Im Frühling 2024 erinnert sich die ukrainische Biobranche an den Beginn des russischen Angriffskriegs vor zwei Jahren

Trotz allem erweist sich der ukrainische Ökolandbau weiterhin als widerstandsstark und produktiv. Seit rund zehn Jahren durchlief die ukrainische Biobranche eine erfolgreiche Aufbauphase und etablierte Fach- und Vermarktungskontakte in Europa und weltweit. Gleichzeitig mit dem Flächen- und Mengenausbau wurden die rechtlichen und organisatorischen Grundlagen für die Umsetzung der branchenüblichen Anforderungen und Zertifizierungsabläufe etabliert.
Im ersten Jahr des auf das ganze Land ausgeweiteten russischen Angriffskriegs erzielte die ukrainische Biobranche dank gut verankerten Vermarktungspartnerschaften sogar einen Exportrekord.
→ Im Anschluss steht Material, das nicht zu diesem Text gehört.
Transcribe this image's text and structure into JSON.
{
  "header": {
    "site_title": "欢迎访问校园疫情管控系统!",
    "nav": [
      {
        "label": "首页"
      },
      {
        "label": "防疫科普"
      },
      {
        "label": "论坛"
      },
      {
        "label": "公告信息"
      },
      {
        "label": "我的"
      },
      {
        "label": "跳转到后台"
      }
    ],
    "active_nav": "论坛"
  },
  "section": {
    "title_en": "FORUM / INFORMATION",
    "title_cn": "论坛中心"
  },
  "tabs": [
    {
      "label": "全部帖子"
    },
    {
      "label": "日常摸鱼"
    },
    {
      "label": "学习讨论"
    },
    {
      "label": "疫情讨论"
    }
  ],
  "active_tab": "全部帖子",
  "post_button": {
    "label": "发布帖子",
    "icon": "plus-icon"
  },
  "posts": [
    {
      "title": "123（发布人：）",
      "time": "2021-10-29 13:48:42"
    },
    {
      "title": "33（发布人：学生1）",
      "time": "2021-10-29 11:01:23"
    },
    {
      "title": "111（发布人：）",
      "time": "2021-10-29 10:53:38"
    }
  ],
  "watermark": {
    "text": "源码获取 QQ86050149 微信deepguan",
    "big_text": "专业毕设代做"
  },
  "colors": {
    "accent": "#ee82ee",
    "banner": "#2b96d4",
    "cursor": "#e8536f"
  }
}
Großes Bio-Potenzial erhalten und ausbauen
In einer Reihe von Bio-Pionier-Regionen, wie etwa der noch immer teilweise besetzten Oblast Cherson und den direkt in Frontnähe liegenden Gebieten, ist die Bioproduktion heute stark eingeschränkt oder gänzlich verunmöglicht. In den nicht direkt an der Front liegenden Gebieten halten die in der Landwirtschaft, Verarbeitung und Logistik Tätigen jedoch die Produktion aufrecht – nach wie vor mit erstaunlichem Erfolg.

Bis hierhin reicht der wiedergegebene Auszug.